Selected nasal strains of Moraxella were tested to determine their level of association to PAMs. Moraxella porci reference strain SN9–4M was also included in the assay. In addition of two reference strains of Haemophilus parasuis, Nagasaki (virulent) and SW–114 (non-virulent), were included as control for the technique.

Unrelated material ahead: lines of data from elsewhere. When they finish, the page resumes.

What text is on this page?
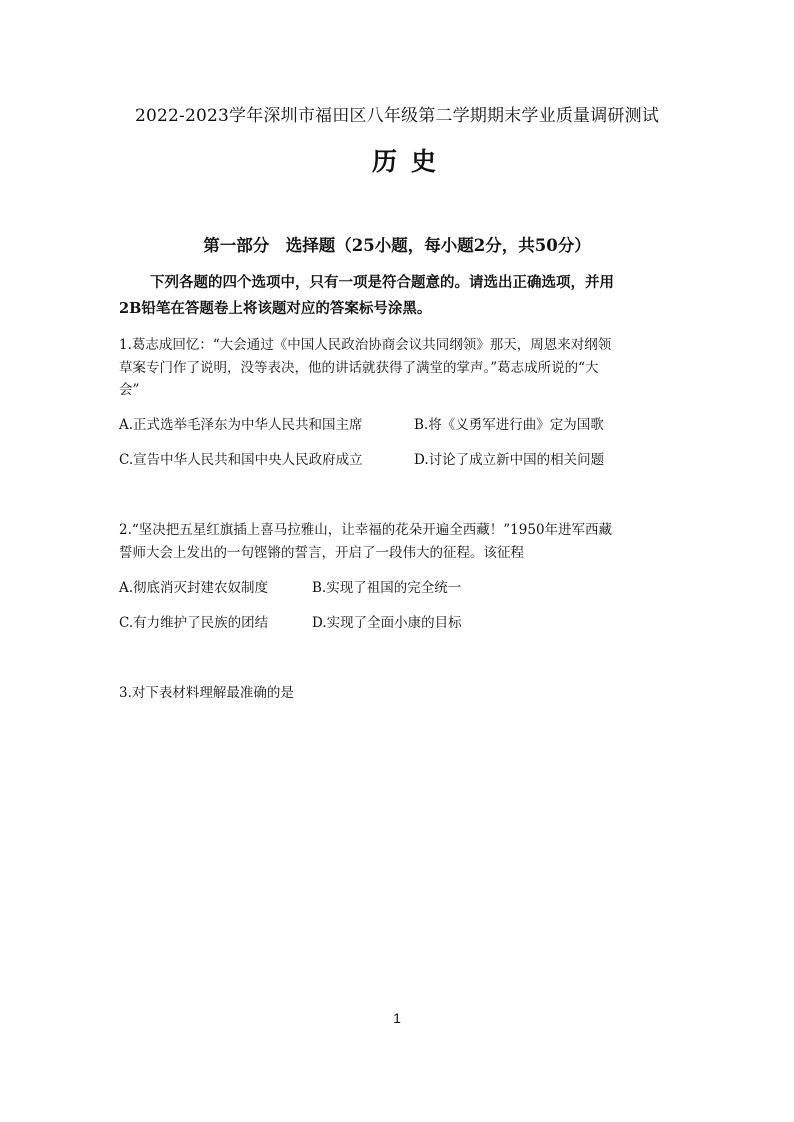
2022-2023学年深圳市福田区八年级第二学期期末学业质量调研测试
历史
第一部分　选择题（25小题，每小题2分，共50分）
下列各题的四个选项中，只有一项是符合题意的。请选出正确选项，并用
2B铅笔在答题卷上将该题对应的答案标号涂黑。
1.葛志成回忆：“大会通过《中国人民政治协商会议共同纲领》那天，周恩来对纲领
草案专门作了说明，没等表决，他的讲话就获得了满堂的掌声。”葛志成所说的“大
会”
A.正式选举毛泽东为中华人民共和国主席	B.将《义勇军进行曲》定为国歌
C.宣告中华人民共和国中央人民政府成立	D.讨论了成立新中国的相关问题
2.“坚决把五星红旗插上喜马拉雅山，让幸福的花朵开遍全西藏！”1950年进军西藏
誓师大会上发出的一句铿锵的誓言，开启了一段伟大的征程。该征程
A.彻底消灭封建农奴制度	B.实现了祖国的完全统一
C.有力维护了民族的团结	D.实现了全面小康的目标
3.对下表材料理解最准确的是
1
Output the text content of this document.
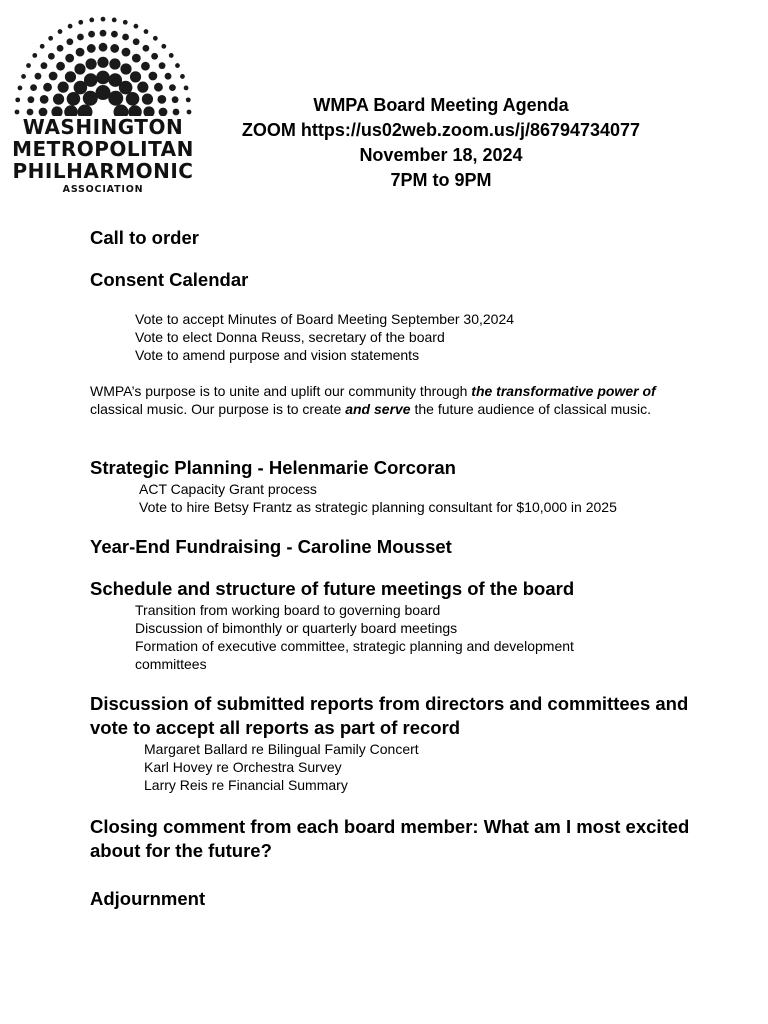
WASHINGTON
METROPOLITAN
PHILHARMONIC
ASSOCIATION
WMPA Board Meeting Agenda
ZOOM https://us02web.zoom.us/j/86794734077
November 18, 2024
7PM to 9PM
Call to order
Consent Calendar
Vote to accept Minutes of Board Meeting September 30,2024
Vote to elect Donna Reuss, secretary of the board
Vote to amend purpose and vision statements

WMPA’s purpose is to unite and uplift our community through the transformative power of classical music. Our purpose is to create and serve the future audience of classical music.

Strategic Planning - Helenmarie Corcoran
ACT Capacity Grant process
Vote to hire Betsy Frantz as strategic planning consultant for $10,000 in 2025
Year-End Fundraising - Caroline Mousset
Schedule and structure of future meetings of the board
Transition from working board to governing board
Discussion of bimonthly or quarterly board meetings
Formation of executive committee, strategic planning and development committees
Discussion of submitted reports from directors and committees and vote to accept all reports as part of record
Margaret Ballard re Bilingual Family Concert
Karl Hovey re Orchestra Survey
Larry Reis re Financial Summary
Closing comment from each board member: What am I most excited about for the future?
Adjournment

For the assay, PAMs were plated in Dulbecco’s Modified Eagle Medium (DMEM) supplemented with 10% of FBS and 1% glutamine at a concentration of 5 x 105 cells per well in 6 well-plates. Plates were incubated 1–2 hours to allow the attachment of the macrophages to the bottom of the wells. For each strain duplicate wells were inoculated with 107 CFU of fluorescein isothiocyanate (FITC)-labelled bacteria (bacterial inocula were confirmed by dilutions and plating). After 1h of incubation at 37ºC and 5% CO2, plates were transferred to an ice bath to stop interaction and were washed twice with PBS to eliminate unbound bacteria. PAMs were then scrapped in PBS and were analyzed by flow cytometry using an EPICS XL-MCLTM Flow Cytometer (Beckman Coulter, Madrid, Spain) or MACSQuant Analyzer 10 (Myltenyi Biotec, Bergisch Gladbach, Germany). Assays were repeated with PAMs from different animals that were already available at the laboratory. Since each batch of macrophages showed different level of activity, values were harmonized considering the reference H. parasuis strain SW114 (phagocytosis sensitive) as 100% phagocytosis in each assay; i.e., using the following calculation:
(% PAMs with test bacteria - % fluorescence background in PAMs without bacteria / % PAMs with positive control SW114 - % fluorescence background in PAMs without bacteria) x 100.
Biofilm assays
Biofilm assays were performed in 96 well cell culture plates under static and shaking conditions following previous published protocol with some modifications (Bello-Ortí et al. 2014). Bacterial suspensions were made to reach an OD600 0.3 in BHI. Wells in 96 well plates were then inoculated in quadruplicate with a 1:100 dilution of the bacterial suspension in BHI. Plates were incubated at 37ºC, under static conditions with 5% CO2 or under agitation at 100 rpm for 24 and 48h, except for slow growing isolates, which were incubated for 48 and 72 h. After incubation, wells were emptied and rinsed with tap water to remove unattached bacteria. Wells were then stained with 0.1% (w/v) crystal violet (Merck, Darmstadt, Germany) for 2 minutes at room temperature. Wells were washed thrice with tap water to remove the excess of crystal violet and let dried at 37ºC. The dye in the stained biofilms was solubilized with 100 µL of 70% ethanol and quantified at 590 nm in a Powerwave XS Microplate Spectrophotometer (Biotek Instruments Inc., Winooski, VT, USA). Biofilm formation was also assessed on wells pre-coated with 5µg of mucin or BSA as control.
Cell adhesion assay
Porcine epithelial cells PK–15 (ATCC® CCL–33) and human lung A549 (ATCC® CCL–185) cell lines were cultured in DMEM supplemented with 1% glutamine and 5% FBS for PK–15 and 10% for A549 cells.
Concentration of cells per ml was calculated to obtain a monolayer after overnight incubation, approximately 50,000 cells/well in cell culture 96 well plates. After overnight incubation, wells with PK–15 or A549 cells were washed once with sterile PBS. Duplicate wells were inoculated with 107 CFU/mL bacteria from each isolate tested. Bacterial inoculum quantification was confirmed by colony counts. Microplates were then centrifuged 10 min at 100 x g to facilitate the contact between bacteria and cells. After incubation for 1 h at 37ºC and 5% CO2, wells were washed twice with sterile PBS to remove unattached bacteria, and attached bacteria were released with 0.1% of saponin and pipetting. The resulting suspension was quantified by plating dilutions on agar plates.